La margarita dijo no
Alejandro Sanz



Tu pie inquieto golpeteaba aprisa la acera creando un compás que envolvía las desiertas calles. Eran las nueve cuarenta y cinco de la noche, ya tenías más de media hora esperándolo y no habías recibido la llamada de él diciéndote que iba retrasado. ¿Por qué hacía tanto frío?, te preguntabas y el viento atravesaba tu cuerpo, haciendo temblar tus rodillas mientras partículas de polvo se incrustaban en tus ojos dejándote parcialmente ciega. Ésta era su última oportunidad, una lágrima rodó por tu mejilla. Lo había echado a perder por última vez.

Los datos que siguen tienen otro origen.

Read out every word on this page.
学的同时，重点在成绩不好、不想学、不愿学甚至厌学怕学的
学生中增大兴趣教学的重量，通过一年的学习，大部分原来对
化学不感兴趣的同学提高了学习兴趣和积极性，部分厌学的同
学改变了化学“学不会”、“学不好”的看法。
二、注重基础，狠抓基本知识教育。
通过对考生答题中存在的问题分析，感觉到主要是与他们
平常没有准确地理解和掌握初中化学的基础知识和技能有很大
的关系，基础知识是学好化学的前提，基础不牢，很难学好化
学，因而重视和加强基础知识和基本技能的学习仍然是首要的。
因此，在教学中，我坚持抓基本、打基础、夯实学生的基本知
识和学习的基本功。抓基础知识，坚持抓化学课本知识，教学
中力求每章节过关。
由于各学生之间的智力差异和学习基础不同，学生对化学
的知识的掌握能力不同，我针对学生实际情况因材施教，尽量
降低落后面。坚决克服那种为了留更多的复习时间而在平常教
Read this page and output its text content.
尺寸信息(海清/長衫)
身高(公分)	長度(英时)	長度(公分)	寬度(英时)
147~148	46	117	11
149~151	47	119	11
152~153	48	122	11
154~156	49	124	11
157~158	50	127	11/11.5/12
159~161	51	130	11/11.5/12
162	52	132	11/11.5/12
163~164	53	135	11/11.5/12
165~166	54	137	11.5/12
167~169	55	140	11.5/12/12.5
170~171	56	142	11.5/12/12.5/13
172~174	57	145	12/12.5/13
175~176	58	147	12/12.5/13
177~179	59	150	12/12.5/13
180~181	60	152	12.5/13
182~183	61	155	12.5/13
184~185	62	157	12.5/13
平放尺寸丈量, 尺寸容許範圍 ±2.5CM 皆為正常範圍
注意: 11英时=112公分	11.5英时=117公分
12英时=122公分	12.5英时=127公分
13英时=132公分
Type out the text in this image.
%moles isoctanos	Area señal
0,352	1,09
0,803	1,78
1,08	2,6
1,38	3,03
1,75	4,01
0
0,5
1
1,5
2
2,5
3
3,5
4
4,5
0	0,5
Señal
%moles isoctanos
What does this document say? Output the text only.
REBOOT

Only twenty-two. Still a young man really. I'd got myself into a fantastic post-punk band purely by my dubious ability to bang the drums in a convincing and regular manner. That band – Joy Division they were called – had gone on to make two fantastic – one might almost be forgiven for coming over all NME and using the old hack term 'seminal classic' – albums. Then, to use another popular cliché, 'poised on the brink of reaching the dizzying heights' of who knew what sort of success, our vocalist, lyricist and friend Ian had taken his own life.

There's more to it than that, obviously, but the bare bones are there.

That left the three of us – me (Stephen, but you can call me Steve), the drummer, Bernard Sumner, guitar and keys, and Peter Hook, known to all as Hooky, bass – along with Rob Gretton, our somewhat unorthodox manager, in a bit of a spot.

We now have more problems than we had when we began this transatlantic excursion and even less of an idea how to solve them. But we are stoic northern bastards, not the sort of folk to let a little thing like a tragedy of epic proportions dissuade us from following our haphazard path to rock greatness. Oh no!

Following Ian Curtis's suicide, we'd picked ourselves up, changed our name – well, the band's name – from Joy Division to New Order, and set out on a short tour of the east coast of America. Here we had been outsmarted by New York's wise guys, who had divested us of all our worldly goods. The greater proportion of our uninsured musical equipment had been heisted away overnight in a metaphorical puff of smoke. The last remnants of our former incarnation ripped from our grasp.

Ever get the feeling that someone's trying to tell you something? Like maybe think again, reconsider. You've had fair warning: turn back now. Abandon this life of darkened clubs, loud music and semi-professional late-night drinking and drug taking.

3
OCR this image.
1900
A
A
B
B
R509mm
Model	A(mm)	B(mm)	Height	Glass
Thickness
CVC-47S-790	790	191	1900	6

El estallido de un tubo de escape te inquietó, miraste nuevamente el celular, ni una llamada ni un mensaje, y su celular, apagado. Empezaste a caminar deprisa, cansada, cómo es posible que te haya hecho esto nuevamente, después de seis años juntos. En tu cabeza daban vuelta las razones por las que debiste haberlo dejado pero nunca pudiste. Seguiste caminando, y al sacarte las zapatillas, sentiste la arena fría en tus pies. Llegaste hasta aquel lugar donde el mar golpeaba las rocas, aquel lugar donde se conocieron y con un par de tragos él te confesó su amor. Recordabas la hermosa margarita que te regaló. No podías seguir ahí y continuaste tu camino a casa. Ya no iba a aparecer. El malecón era un sitio que te traía demasiados recuerdos.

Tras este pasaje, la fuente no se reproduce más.